Ben asosyal bir şekilde bilgisayarımla mutlu mesut bir an yaşarken annemin karşı koltuktan attığı taş kafama çarptı.
Annem: Hikari kalk çay koy.
Şimdi bu lafta taş nerde diyeceksiniz. Ama siz benim annemi tanımıyorsunuz. Gerçekte söylemek istediği ise şöyle:
"Sabahtan beri o bilgisayarın başındasın. Kaç yaşına geldin hala...? Ömrünü bununla çürüttün.

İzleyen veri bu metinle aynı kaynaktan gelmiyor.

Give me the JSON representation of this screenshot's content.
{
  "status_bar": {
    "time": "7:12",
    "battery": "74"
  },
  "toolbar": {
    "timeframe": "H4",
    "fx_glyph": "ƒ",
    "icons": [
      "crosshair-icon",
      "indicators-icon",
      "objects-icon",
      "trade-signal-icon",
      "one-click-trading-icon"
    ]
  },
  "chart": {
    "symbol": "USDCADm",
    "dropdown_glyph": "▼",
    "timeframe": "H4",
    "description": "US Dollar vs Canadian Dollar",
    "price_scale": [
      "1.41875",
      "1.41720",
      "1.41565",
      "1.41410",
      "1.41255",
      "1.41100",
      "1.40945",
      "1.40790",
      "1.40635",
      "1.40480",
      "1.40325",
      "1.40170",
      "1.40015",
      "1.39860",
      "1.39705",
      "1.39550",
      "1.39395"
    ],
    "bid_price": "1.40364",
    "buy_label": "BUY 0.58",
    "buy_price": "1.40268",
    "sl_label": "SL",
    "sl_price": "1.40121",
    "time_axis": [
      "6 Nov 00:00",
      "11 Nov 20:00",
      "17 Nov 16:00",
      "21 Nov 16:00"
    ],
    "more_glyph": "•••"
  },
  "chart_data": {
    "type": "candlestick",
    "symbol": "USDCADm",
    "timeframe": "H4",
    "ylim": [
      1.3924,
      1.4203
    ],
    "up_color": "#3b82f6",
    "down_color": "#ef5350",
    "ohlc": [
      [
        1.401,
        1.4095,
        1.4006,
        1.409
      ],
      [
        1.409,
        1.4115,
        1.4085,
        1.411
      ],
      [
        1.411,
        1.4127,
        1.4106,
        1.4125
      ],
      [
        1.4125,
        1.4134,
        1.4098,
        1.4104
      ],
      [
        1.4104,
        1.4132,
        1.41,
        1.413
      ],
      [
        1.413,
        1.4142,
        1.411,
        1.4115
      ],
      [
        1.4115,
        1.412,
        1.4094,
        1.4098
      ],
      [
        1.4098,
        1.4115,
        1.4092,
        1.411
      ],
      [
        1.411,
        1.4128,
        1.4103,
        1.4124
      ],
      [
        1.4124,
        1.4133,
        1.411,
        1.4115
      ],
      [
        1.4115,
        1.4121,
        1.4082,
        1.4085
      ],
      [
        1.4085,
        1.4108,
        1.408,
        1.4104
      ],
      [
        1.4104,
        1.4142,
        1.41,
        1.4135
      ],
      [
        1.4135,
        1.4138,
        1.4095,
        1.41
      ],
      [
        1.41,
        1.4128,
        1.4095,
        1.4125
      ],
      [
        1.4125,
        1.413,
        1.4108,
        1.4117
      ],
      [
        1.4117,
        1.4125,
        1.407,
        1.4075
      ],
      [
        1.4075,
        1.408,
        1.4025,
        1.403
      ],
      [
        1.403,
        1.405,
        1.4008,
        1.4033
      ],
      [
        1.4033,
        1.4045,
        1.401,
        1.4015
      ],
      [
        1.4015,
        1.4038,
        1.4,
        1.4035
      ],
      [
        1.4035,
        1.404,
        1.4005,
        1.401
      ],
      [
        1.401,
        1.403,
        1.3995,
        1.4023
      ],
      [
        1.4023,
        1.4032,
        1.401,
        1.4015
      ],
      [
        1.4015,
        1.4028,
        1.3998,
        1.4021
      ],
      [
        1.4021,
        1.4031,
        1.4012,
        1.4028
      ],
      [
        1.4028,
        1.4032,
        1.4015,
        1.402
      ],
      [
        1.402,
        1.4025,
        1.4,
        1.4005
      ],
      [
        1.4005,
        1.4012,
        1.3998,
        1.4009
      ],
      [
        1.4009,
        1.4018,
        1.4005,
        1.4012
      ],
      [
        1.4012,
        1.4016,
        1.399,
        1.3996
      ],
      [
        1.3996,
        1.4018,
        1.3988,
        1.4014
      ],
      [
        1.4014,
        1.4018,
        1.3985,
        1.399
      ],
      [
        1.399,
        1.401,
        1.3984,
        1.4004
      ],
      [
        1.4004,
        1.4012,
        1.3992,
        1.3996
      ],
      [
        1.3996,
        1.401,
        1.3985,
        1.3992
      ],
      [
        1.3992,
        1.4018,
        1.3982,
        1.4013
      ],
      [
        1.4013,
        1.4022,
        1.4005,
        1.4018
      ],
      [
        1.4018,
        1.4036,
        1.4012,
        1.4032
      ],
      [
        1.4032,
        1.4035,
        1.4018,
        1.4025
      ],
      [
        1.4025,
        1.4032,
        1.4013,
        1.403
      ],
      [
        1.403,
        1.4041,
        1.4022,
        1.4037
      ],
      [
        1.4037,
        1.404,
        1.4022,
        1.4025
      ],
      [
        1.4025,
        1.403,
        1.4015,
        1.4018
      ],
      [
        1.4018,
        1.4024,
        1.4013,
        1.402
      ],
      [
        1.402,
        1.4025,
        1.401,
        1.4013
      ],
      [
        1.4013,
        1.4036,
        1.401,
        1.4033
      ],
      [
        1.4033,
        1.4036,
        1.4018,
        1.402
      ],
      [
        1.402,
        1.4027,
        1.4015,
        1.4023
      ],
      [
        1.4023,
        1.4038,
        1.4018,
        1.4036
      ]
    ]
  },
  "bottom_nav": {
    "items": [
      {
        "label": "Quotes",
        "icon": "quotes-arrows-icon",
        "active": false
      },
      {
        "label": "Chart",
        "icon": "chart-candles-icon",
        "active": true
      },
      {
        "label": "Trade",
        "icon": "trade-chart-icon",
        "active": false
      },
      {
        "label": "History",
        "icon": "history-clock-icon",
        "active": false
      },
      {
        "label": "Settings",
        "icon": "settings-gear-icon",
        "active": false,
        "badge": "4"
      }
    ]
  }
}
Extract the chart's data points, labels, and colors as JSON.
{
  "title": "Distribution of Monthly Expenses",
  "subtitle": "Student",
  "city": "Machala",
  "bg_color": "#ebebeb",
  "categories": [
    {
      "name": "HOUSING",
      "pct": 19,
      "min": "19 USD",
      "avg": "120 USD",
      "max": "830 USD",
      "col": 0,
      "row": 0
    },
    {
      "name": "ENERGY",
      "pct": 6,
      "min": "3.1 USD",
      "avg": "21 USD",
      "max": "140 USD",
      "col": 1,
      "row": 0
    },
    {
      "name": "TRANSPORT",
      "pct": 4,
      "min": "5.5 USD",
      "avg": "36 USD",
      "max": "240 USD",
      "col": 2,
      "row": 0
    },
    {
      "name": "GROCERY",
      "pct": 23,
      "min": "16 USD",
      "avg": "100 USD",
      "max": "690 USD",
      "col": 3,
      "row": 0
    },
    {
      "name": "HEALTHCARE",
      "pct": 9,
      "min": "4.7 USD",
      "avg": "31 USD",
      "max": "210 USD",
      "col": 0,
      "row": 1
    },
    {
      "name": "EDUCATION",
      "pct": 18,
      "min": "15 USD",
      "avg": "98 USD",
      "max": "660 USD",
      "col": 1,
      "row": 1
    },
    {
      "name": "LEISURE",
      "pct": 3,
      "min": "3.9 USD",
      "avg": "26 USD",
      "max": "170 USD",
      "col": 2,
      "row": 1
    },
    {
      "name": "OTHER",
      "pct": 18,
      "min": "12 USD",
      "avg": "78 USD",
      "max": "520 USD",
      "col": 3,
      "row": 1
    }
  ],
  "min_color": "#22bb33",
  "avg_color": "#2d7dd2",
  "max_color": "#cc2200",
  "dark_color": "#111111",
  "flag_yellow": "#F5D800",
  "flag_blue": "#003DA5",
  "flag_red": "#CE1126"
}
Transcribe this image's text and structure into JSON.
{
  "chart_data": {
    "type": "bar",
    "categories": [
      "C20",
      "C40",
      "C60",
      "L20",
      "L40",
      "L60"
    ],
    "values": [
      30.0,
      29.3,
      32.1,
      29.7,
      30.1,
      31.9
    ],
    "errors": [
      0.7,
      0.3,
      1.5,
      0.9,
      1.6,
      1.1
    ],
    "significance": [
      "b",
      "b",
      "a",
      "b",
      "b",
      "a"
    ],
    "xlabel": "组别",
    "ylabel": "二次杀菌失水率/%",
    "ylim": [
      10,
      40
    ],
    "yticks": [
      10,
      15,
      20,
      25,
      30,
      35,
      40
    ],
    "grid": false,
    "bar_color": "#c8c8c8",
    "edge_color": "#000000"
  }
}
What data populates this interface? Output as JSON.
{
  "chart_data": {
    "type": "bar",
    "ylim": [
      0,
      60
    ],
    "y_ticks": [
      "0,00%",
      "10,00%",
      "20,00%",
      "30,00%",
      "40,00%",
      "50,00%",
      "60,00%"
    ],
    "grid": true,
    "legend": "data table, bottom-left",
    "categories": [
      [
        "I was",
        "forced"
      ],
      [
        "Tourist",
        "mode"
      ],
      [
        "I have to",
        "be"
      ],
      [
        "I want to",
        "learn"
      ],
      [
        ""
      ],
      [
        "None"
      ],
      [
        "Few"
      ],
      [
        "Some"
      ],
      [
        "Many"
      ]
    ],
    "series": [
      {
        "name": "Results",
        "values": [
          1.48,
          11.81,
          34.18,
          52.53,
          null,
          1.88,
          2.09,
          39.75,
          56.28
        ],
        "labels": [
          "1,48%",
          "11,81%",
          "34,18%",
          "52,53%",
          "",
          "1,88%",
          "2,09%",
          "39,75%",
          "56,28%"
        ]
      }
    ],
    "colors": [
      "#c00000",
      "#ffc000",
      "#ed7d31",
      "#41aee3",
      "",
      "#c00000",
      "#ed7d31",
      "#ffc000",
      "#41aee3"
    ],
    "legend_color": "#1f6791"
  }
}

Kalk artık şunun başından. vb..."
Bunları yüzüme söylese kulağımdan girmeyeceğinin bile farkında çünkü kulağımda kulaklık var. (Tamam vurmayın...)
Neyse bende kalktım tabi. Yapacak bir şey yok kadın çay istiyor sonuçta. Bundan sonrası şu şekilde gelişti.
Annem: Çay oldu mu Hikari?
Ben: Yok anne daha su ısınıyor.
Benim için kısa annem için uzun bir an sonra:
Annem : Çay oldu mu Hikari?
Ben: Hayır anne su ısınıyor hala.
Tekrar benim için kısa ve annem için uzun bir an sonra:
Annem: Çay oldu mu Hikari?
Ben hala sabırla: Yok anne su şimdi kaynadı.
Ve tekrar benim için kısa annem için uzun bir an sonra.
Annem: Çay oldu mu Hikari?
Ve sonunda ben: Yok anne daha çay yaprağı topluyorum. Bir iki güne kurusun diye harmana serecem. Bir aya hazır olur.
Ve annemden gelen cevap:
"O kadar uğraşmana gerek yok. Dolapta paket çay var. Onu kullan."
O an yüzümde anlamsız bir ifadeyle düşündüğüm tek şey "ciddi mi yoksa benimle kafa mı buluyor."
Özet: ...anneler işte!!!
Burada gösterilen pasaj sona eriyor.